In the end, it doesn’t matter to this case whether the reverse engineering question was dealt with under Part 1(c), or Part 2, so to speak, since Snider J clearly did deal with it. It does raise an interesting point about three-part tests of any stripe; while such tests help focus the analysis of the relevant questions, they risk creating additional complexity as to what each part means. But so long as the test is used as a guide rather than a straightjacket, the overall effect should be helpful.

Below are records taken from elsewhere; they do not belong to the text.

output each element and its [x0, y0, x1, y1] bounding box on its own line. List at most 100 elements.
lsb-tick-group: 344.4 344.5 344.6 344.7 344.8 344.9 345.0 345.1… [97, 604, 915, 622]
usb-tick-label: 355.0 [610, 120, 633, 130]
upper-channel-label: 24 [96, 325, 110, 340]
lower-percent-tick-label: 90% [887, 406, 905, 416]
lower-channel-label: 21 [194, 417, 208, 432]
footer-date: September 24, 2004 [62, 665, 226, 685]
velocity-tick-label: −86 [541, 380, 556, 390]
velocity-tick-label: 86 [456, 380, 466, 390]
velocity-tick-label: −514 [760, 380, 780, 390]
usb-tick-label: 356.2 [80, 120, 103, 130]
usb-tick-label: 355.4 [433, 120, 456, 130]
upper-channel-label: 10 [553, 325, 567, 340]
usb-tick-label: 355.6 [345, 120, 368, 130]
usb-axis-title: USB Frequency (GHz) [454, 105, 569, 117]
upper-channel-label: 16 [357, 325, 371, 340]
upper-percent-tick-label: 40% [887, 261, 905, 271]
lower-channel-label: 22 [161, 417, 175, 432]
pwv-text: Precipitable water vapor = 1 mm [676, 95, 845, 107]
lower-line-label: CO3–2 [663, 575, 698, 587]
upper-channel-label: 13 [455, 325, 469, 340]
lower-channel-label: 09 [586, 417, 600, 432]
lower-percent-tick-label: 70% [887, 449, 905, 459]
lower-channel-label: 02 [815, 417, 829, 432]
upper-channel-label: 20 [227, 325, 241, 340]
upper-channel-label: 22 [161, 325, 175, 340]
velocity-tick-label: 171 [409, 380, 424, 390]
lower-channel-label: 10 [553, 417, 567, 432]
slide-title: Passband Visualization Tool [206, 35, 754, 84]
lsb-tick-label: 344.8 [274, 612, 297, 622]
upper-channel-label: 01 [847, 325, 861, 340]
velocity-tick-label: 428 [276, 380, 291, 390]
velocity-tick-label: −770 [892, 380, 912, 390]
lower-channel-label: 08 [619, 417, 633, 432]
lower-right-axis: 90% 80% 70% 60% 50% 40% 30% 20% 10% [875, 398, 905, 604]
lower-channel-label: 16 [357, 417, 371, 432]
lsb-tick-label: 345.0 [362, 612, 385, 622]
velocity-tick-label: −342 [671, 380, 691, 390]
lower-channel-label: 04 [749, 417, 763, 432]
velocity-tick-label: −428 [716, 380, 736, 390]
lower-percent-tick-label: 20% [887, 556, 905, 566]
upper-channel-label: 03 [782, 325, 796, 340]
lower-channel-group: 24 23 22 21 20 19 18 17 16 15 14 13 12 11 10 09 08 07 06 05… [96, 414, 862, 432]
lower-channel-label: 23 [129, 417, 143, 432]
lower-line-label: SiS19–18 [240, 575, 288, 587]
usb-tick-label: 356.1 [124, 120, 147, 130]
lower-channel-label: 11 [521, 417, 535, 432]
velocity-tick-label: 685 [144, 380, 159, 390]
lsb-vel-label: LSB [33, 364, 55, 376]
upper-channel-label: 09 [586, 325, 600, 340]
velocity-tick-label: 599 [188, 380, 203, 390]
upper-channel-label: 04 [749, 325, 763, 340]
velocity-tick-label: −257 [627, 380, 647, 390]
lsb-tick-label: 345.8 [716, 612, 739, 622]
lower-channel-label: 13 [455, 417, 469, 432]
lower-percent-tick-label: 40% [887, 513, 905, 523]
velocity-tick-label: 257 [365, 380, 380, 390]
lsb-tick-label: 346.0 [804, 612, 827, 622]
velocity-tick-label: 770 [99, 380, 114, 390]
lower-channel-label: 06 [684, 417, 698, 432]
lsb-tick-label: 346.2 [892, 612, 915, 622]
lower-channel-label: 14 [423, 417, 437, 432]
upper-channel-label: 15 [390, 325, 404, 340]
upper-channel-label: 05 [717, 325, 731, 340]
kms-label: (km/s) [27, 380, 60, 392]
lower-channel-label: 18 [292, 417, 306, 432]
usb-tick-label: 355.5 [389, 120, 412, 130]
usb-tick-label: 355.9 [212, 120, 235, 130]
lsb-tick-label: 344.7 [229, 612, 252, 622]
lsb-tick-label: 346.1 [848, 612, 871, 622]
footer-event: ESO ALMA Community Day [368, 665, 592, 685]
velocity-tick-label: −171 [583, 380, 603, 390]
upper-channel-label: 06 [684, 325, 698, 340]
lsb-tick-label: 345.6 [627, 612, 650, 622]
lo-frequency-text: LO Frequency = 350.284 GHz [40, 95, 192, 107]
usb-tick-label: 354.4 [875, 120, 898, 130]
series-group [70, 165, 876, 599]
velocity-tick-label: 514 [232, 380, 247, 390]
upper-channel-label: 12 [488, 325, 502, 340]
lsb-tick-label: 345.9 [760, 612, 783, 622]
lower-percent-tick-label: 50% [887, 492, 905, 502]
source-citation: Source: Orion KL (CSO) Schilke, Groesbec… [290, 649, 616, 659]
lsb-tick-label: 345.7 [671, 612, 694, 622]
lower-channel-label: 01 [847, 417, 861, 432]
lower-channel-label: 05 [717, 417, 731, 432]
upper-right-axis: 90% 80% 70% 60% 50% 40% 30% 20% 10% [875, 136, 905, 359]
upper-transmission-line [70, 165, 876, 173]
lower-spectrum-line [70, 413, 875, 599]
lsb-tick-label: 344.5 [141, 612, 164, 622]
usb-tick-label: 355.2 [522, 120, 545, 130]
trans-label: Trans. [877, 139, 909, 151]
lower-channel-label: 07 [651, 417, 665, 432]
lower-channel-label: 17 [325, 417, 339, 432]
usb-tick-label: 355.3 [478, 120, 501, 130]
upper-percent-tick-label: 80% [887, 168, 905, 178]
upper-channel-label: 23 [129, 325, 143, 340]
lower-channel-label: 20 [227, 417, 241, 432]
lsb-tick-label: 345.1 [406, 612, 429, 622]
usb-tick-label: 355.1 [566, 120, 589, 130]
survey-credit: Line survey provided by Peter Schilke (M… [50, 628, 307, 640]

PS: This decision was apparently released in November of last year, but I’ve only just become aware of it with its publication in the latest issue of the CPR. I’m not sure how it escaped me when it was released, as I am diligent in checking “Decisions recently posted” on both the FC and FCA websites, but I note that the CPR, contrary to its usual practice, published this decision with only a docket number, and not a neutral citation. This makes me think that it was never posted on the FC website in the weekly releases. I’ve finally signed up for Alan Macek’s e-mail alert service, so I hope to avoid this problem in the future

1 comment:

  1. A nice analysis. This gets me thinking about a situation where a composition (polymeric in nature) comprises two components of which each are trademarks. Each trademark component is a polymeric emulsion. As for many of these type of products you do not know exactly what they are comprised of (proprietary). Has the inventor disclosed his invention? Is it enabled? Does someone in the public just need the two components or do they have to know how to make each component in order to be enabling? Raises some interesting issue, don't you think?